We are running a 16 nodes kafka cluster on AWS, each node is a m4.xLarge EC2 instance, with 2TB EBS(ST1) disk. Kafka version is 0.10.1.0, we have about 100 topics at the moment. Some busy topics will have about 2 billion events every day, some low volume topics will only have thousands per day.
Most of our topics use an UUID as the partition key when we produce the message, so the partitions are quite evenly distributed.
We have quite a lot consumer consume from this cluster using consumer group. Each consumer has a unique group id. Some consumer group commit offsets every 500ms, some will commit offsets in sync as soon as it finishes processing a batch of messages.

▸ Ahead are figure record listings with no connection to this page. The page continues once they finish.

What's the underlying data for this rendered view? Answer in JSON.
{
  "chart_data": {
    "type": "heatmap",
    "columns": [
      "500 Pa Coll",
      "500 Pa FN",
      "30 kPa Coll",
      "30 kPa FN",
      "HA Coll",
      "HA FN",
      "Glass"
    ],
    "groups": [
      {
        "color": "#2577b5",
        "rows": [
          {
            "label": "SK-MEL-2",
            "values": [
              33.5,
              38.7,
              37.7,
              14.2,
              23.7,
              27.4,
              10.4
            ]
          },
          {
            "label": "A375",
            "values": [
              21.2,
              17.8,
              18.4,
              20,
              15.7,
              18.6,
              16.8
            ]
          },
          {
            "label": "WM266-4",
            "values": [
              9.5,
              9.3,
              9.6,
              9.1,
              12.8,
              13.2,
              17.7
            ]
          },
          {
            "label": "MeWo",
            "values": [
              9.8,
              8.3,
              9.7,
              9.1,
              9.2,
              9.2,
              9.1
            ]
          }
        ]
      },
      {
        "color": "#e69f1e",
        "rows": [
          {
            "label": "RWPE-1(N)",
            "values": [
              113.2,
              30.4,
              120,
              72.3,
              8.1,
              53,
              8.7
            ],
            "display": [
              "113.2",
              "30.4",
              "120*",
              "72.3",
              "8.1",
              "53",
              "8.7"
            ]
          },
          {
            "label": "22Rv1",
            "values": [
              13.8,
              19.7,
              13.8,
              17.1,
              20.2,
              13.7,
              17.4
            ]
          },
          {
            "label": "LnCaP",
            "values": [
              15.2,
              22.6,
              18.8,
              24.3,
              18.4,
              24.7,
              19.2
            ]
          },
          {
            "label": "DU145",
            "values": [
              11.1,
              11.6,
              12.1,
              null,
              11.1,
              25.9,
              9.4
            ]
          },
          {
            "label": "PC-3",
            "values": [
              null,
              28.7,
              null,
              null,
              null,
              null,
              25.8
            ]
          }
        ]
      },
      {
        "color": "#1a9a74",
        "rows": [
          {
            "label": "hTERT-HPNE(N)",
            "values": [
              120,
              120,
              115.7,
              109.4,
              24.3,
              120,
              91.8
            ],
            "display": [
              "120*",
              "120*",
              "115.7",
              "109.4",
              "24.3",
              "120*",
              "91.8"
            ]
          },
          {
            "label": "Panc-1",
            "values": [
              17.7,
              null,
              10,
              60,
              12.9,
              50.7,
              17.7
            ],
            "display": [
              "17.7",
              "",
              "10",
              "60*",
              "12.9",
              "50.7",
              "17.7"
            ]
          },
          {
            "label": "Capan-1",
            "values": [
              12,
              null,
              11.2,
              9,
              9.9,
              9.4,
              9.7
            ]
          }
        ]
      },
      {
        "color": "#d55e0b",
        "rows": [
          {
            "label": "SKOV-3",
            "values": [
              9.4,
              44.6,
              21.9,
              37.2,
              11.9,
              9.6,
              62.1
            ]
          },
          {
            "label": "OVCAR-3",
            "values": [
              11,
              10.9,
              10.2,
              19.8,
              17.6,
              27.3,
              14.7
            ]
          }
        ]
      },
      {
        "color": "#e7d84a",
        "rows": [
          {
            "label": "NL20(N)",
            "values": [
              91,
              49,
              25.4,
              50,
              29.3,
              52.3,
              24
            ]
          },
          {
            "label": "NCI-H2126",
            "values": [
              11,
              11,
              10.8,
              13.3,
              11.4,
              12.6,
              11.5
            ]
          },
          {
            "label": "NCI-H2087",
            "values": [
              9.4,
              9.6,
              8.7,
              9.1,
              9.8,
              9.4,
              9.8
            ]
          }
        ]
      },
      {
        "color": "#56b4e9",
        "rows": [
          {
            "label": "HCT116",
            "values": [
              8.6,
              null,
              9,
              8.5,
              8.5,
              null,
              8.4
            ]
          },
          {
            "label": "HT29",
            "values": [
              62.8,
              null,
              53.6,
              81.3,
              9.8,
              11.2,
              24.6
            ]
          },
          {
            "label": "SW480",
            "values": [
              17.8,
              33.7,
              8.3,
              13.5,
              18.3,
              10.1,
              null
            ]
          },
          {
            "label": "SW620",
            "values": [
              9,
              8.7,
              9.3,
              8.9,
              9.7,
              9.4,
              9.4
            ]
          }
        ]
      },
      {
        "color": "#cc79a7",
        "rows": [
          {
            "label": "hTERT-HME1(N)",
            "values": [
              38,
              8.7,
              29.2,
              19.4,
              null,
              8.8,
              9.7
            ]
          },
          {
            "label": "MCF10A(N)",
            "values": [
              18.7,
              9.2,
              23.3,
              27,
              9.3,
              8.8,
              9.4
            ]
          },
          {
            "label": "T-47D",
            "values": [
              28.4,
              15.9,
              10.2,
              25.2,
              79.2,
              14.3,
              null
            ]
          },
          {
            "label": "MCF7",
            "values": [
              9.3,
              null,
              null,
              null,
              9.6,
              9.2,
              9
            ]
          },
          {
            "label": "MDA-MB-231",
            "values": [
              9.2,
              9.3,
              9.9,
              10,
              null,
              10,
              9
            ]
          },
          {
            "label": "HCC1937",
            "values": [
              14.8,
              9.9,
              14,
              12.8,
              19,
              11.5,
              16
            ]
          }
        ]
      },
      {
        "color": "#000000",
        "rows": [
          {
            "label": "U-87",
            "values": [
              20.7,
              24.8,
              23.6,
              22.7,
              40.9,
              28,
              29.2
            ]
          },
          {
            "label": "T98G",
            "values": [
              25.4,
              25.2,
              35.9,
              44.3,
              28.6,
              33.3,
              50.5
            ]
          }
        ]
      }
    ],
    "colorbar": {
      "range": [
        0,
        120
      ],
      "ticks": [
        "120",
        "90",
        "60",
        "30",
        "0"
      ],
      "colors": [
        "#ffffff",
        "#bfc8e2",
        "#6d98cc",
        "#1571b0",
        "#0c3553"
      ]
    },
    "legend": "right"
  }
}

Recently we observed a behaviour that some of the brokers are far busier than the others. With some digging, we find out, it is actually quite a lot traffic go to "__consumer_offsets", thus we created a tool to see the high watermark of each partitions in "__consumer_offsets", which reveal that the partitions are very uneven distributed.
Based on this link "Consumer offset management in Kafka"
It seems it is an intended behaviour, each consumer group only have one leader, thus committed offsets all need to go to this leader, and also only use “group.Id” to decide the partition.
Given the fact that we have some consumers consume from those very busy topics, thus the commit offsets will cause a lot traffic to "__consumer_offsets" topic on the broker that handle the consumer group.
My questions are :
1. Is there a way we can make sure that the consumer groups that consume from busy topics doesn't fall on to the same broker? Don’t' want to create a hotspot.
- For consumers that consumer from busy topics (topics have billions messages per day), is it a good idea to use consumer group?
Thanks in advance